Allen hopes to test that endurance for several more years, at least into the next decade as he pursues yet another unique goal. Already he’s among a group of runners who have completed sub 3-hour marathons in five consecutive decades, but at this point no one has been formally identified as having run a sub 3-hour marathon in six consecutive decades.

“I kind of think I can stick around until 2020,” said Allen. “I don’t feel like anything cataclysmic will happen to me running-wise, and it’s only seven years and seven months or so until 2020. I’d kind of like to be one of the only people to do it.”

He has already figured out a possible place to achieve that milestone.

“I went out to the U.S. Olympic Marathon Trials in Houston earlier this year and ran in the Houston Marathon, and it’s a pretty quick course,” said Allen. “After I got back I sent a note to the race director out there asking him to reserve a spot for me in 2020.

“If all goes well and I’m still running well by that time I’ll give it a shot.”

Series continues at Cobscook Bay 10K

The TradeWinds MarketPlace/Sub 5 Track Club road racing series heads Down East on Saturday, June 2, for the 21st annual Cobscook Bay 10K and 5K in Pembroke.

Caleb Lander and Kristine Guaraldo, both of Brewer, lead the overall men’s and women’s point standings through the first three events of the year, with Adam Goode of Bangor and Katherine Collins of Winterport ranked second in their divisions.

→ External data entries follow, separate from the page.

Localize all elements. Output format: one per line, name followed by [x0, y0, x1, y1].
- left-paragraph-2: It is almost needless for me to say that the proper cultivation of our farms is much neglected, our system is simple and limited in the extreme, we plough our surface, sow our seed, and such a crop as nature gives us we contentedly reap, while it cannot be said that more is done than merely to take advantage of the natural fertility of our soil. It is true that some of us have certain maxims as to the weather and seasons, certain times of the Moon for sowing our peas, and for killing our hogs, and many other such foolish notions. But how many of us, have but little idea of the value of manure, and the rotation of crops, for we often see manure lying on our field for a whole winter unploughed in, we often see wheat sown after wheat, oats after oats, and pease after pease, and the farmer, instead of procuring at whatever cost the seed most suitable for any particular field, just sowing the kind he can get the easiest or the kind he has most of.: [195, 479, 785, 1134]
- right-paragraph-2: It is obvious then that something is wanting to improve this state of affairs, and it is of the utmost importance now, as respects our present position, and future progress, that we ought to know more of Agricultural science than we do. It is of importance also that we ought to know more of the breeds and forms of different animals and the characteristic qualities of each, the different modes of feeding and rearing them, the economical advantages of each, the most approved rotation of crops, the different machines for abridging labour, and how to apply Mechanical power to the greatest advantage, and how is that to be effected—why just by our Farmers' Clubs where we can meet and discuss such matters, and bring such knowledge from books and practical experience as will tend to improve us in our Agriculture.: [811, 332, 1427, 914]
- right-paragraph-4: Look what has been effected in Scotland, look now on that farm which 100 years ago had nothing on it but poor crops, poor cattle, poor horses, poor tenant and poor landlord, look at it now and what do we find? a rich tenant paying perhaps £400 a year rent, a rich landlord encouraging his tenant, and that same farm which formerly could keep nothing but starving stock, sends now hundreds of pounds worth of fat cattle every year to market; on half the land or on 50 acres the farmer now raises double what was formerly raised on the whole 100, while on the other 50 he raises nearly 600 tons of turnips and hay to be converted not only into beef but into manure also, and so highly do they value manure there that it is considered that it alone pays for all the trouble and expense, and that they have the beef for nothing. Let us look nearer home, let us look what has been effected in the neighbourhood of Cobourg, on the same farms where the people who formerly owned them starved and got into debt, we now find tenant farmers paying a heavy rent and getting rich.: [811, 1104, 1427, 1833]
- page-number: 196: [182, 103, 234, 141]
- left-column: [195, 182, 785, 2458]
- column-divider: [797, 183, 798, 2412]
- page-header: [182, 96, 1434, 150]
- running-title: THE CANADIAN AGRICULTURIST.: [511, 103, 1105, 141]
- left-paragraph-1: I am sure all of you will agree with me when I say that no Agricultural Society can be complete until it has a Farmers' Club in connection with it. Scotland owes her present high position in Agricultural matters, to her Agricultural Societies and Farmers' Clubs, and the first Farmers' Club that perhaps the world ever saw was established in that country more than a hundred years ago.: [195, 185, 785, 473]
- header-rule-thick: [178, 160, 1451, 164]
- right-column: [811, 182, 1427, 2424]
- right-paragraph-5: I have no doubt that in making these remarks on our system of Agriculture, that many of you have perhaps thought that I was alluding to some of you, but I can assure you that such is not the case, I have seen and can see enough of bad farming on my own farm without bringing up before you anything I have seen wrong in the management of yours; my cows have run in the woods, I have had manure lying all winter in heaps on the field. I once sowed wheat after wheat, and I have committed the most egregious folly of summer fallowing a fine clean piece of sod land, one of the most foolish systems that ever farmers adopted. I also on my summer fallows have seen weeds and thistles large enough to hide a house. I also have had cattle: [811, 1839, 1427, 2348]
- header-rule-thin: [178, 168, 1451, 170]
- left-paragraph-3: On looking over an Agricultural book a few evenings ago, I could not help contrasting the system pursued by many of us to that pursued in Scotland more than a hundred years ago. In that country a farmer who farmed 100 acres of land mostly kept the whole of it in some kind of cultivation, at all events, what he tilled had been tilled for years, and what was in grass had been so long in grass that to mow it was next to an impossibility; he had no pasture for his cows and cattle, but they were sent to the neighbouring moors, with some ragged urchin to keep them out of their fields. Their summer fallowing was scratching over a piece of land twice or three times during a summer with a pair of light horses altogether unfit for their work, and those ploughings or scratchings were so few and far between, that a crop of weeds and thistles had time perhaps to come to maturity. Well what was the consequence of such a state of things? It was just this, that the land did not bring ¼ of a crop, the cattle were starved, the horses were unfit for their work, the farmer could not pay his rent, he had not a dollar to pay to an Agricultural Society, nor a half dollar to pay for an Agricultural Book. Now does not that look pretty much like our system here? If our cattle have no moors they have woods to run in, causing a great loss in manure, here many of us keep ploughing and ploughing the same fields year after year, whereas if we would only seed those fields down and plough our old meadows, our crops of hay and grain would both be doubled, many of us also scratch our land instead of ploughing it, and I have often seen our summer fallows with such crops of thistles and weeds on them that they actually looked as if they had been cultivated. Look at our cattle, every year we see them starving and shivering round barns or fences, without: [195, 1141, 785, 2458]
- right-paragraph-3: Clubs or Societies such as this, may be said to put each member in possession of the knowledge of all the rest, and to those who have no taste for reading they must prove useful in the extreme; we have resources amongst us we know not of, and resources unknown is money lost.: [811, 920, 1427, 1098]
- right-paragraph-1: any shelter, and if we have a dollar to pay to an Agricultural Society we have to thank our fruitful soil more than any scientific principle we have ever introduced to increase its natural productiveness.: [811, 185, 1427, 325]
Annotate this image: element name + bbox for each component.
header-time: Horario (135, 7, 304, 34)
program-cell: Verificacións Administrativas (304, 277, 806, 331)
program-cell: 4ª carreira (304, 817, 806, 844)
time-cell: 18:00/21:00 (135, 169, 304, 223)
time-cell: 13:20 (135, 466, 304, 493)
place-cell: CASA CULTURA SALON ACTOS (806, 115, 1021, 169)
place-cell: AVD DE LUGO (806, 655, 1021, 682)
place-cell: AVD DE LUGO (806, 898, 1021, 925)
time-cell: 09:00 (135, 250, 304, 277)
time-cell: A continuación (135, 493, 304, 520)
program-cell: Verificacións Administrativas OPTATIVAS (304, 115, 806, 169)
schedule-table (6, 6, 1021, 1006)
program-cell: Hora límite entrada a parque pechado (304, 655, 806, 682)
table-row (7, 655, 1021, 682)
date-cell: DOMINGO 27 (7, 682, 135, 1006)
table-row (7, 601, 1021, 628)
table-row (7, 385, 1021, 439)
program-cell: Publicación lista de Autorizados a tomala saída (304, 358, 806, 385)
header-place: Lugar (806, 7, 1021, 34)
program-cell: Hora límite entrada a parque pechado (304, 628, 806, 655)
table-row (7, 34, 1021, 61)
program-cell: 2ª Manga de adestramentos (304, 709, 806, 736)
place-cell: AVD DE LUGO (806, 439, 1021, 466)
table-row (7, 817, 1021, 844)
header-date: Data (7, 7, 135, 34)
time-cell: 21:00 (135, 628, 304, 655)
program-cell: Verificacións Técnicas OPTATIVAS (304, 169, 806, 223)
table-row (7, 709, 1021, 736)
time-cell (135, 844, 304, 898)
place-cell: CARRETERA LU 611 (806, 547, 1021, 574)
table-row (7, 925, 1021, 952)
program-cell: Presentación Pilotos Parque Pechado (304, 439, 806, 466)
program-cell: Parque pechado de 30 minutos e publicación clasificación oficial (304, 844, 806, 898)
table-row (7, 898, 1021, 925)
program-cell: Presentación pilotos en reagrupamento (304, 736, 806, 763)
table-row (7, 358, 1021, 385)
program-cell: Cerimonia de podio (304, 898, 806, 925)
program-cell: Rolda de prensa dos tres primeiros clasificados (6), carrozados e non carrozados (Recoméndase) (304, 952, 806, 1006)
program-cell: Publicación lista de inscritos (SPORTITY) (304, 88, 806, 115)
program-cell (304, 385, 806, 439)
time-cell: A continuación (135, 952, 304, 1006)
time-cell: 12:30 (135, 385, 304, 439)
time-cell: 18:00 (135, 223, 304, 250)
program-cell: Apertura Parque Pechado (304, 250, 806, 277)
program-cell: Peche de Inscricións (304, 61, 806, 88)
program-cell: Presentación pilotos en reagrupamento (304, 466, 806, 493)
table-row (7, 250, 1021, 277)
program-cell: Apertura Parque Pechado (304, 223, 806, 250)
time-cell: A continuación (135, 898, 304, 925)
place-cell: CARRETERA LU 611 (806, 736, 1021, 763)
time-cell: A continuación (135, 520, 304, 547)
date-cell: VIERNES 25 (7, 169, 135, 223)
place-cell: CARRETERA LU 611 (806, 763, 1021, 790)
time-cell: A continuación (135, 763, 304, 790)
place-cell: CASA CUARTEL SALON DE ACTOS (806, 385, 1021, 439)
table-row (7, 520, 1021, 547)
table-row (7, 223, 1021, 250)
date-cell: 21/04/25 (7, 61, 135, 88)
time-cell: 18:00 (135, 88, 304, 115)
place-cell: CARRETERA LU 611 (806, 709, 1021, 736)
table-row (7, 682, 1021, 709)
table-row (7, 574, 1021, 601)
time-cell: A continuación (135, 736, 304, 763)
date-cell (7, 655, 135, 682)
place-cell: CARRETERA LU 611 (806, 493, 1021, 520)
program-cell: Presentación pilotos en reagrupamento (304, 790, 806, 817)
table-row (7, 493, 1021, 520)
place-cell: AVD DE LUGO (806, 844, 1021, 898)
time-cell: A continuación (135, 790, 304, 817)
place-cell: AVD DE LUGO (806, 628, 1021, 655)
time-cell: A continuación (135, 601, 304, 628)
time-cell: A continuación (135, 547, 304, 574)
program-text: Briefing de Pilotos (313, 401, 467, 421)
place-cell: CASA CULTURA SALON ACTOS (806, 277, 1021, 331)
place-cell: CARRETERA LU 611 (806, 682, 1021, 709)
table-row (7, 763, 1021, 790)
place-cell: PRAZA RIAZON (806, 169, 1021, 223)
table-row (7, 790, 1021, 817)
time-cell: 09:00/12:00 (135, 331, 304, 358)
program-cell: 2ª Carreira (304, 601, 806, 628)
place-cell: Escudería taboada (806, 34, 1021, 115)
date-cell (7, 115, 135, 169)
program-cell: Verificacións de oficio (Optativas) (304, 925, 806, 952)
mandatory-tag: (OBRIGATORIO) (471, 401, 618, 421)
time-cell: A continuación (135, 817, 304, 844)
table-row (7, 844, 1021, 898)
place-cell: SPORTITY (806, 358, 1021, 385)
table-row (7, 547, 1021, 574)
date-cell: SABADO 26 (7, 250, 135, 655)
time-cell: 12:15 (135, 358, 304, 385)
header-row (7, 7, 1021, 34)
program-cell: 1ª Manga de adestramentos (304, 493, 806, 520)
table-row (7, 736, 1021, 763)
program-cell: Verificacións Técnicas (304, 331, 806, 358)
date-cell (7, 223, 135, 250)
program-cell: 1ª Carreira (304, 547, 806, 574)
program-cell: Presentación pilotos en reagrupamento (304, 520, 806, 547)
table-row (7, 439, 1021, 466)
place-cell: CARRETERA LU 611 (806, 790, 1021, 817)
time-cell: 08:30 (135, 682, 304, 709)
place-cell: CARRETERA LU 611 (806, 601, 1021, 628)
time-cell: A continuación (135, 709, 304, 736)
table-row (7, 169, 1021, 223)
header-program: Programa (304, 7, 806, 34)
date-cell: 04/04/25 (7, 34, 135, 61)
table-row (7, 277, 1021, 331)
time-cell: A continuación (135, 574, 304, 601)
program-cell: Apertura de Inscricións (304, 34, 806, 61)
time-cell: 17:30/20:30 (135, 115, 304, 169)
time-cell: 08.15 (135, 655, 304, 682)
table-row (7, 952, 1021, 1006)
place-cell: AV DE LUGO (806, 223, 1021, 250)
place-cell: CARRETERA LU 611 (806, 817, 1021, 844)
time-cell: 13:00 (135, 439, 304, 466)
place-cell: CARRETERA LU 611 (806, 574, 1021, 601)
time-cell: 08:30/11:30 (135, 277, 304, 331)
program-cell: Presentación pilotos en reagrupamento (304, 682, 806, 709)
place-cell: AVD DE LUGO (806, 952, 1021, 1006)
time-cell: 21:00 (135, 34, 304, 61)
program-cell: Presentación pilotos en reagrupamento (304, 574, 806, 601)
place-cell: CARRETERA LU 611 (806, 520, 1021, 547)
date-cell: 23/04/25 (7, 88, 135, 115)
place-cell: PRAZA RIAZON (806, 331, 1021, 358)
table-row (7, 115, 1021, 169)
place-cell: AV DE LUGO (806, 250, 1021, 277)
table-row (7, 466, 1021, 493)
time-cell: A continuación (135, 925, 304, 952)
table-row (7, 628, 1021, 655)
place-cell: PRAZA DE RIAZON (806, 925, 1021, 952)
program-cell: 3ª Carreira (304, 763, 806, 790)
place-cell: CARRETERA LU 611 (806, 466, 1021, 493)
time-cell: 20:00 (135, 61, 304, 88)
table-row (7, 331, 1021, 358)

The Cobscook Bay 10K, which benefits Down East Hospice, starts on Route 1 in Pembroke and finishes at Pembroke’s Reversing Falls Park on the western shore of Cobscook Bay.

The men’s 10K course record is 33:04 set in 2008 by Bar Harbor’s Judson Cake, who last Sunday won the Sugarloaf 15K in Kingfield. Elizabeth Brunton of Birch Harbor set the women’s course standard of 39:17 in 2010.

The 2011 champions were Al Hanscom of Limestone (37:42) and Kristina Bisheimer of Bucksport (47:03).

Race day registration is at 8:30 a.m., followed by a kids’ run at 9:15 and the 10K and 5K at 10 a.m. For information, email jaretakis@hotmail.com.

Volunteers needed for Beach to Beacon

Organizers for the 15th anniversary TD Beach to Beacon 10K Road Race, to be held Aug. 4 in Cape Elizabeth, are in search of volunteer help for this year’s event.

New and returning volunteers are encouraged to sign up soon at www.beach2beacon.org/VOLUNTEER to have access to the widest selection of openings.

“There’s a sense of satisfaction that our volunteers feel in knowing that they play such a key role in making this race the prestigious, well-run event that it is, year after year,” said volunteer coordinator Maya Cohen of Cape Elizabeth. “We always need more volunteers and we’re always looking for new faces to get involved.”

Volunteers receive a commemorative T-shirt and are invited to a party in a coastal Cape Elizabeth locale organized exclusively for them.

The TD Beach to Beacon 10K needs more than 800 volunteers each year. In addition to parking and water stations, volunteers help organize and staff many aspects of the event, including registration for two days before the race, course set-up and break down, baggage assistance, recycling and in the medical tent.

The race also honors a longtime volunteer with a special annual award. The 2011 Volunteer of the Year award went to the Bermans of Cape Elizabeth — Jeff and Kerry and their children Ben, Jackson and Sam. “It’s committed volunteers like the Bermans who make this race what it is, and they have fun doing it,” added Cohen.

Runners under age 18 cannot register online and need to download an application from the website. Call 272-3545 or email bestn92@gmail.com with questions.

A race field of 6,000 is expected, including some of the best elite runners in the world as well as in Maine and New England. The 2011 race included runners from 12 countries and 43 U.S. states.